One remarkable incident occurred with Julius Streicher, whose Der Stuermer newspaper had done much to whip up anti-Semitic hysteria among Germans.
"He was the biggest anti-Semite of all. I interviewed him with another psychiatrist, Maj Douglas Kelley.
"Streicher had some papers that he didn't want to give to Maj Kelley, or anyone else, because he said he didn't want them to fall into Jewish hands.
"Eventually he gave them to me - I was tall, blond and blue-eyed. He said 'I'll give them to your interpreter because I know he is a true Aryan. I can tell by the way he talks.'
"Streicher talked to me for hours because of his idea I was a 'true Aryan'. I got a lot more out of him that way."
In fact, none of the Nazis who Howard translated for were ever aware he was Jewish.

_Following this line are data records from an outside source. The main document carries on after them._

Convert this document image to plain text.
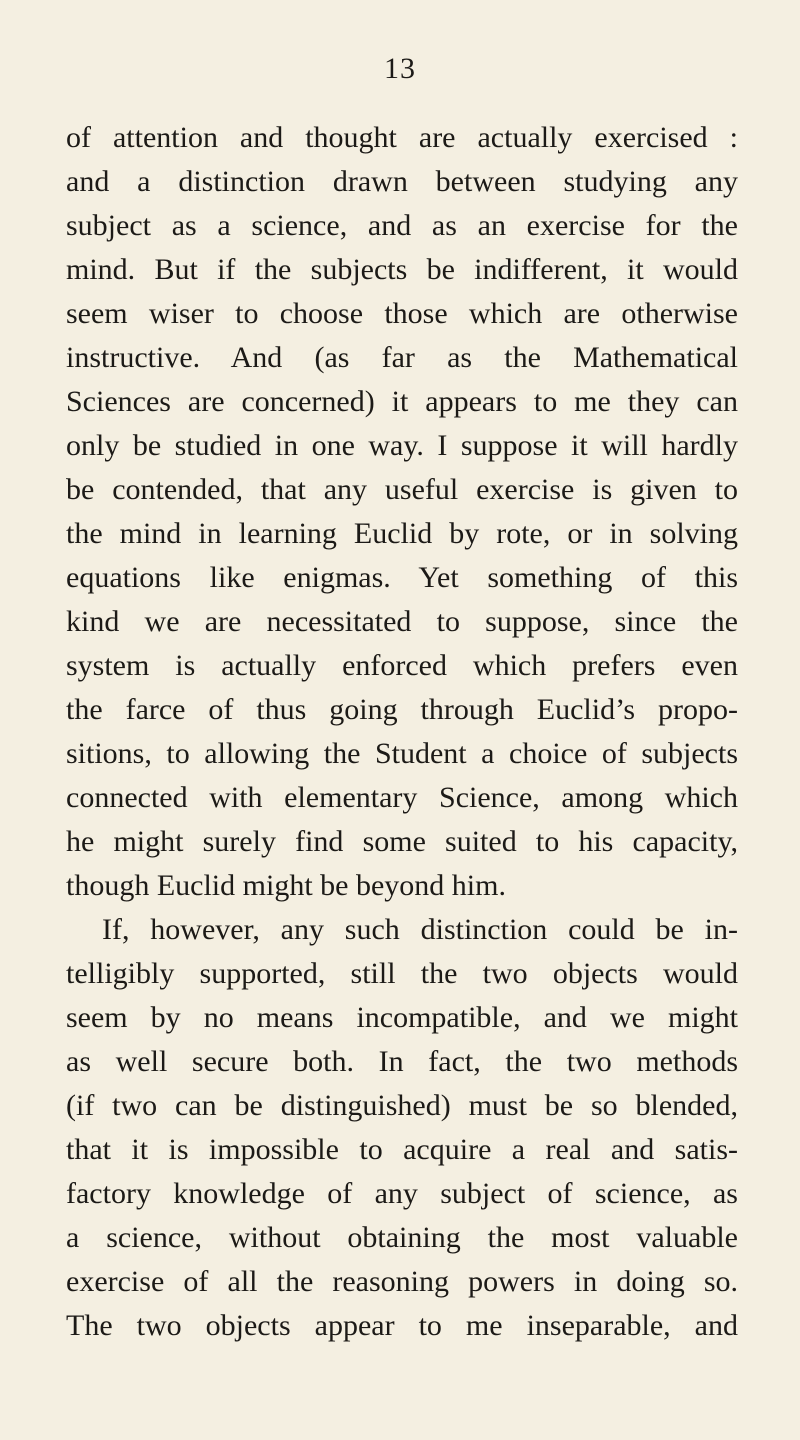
13
of attention and thought are actually exercised :
and a distinction drawn between studying any
subject as a science, and as an exercise for the
mind. But if the subjects be indifferent, it would
seem wiser to choose those which are otherwise
instructive. And (as far as the Mathematical
Sciences are concerned) it appears to me they can
only be studied in one way. I suppose it will hardly
be contended, that any useful exercise is given to
the mind in learning Euclid by rote, or in solving
equations like enigmas. Yet something of this
kind we are necessitated to suppose, since the
system is actually enforced which prefers even
the farce of thus going through Euclid’s propo-
sitions, to allowing the Student a choice of subjects
connected with elementary Science, among which
he might surely find some suited to his capacity,
though Euclid might be beyond him.
If, however, any such distinction could be in-
telligibly supported, still the two objects would
seem by no means incompatible, and we might
as well secure both. In fact, the two methods
(if two can be distinguished) must be so blended,
that it is impossible to acquire a real and satis-
factory knowledge of any subject of science, as
a science, without obtaining the most valuable
exercise of all the reasoning powers in doing so.
The two objects appear to me inseparable, and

He says that, despite the psychiatrists' best attempts, no great insight was gained into psychological source of the Nazi mentality.
"Did we learn anything from these psychiatric tests? No. We didn't find anything abnormal, nothing to indicate something that would make them the murderers they would become.
"In fact, they were all quite normal. Evil and extreme cruelty can go with normality.
"None of them ever showed remorse. They said they knew there were camps but they didn't know about the annihilation of people.
"It was a pity they didn't go through the same things that their victims went through, that Hoess didn't suffer in a camp the same way his prisoners did."
Howard says he hopes the story of the Holocaust is never forgotten.
"But look at the world today. Is it much quieter? Some of the victims have changed, but there are still victims around the world," he says.
Before we finish our interview, Howard is keen to tell a further anecdote about Nuremberg's would-be number one inmate.
"Goering once said that if any bombs were dropped on Berlin, he would eat a herring. Well, I was in charge of censoring his post, and someone did actually send him a herring.
Howard chuckles gently. "I threw it away. It smelled a little bit."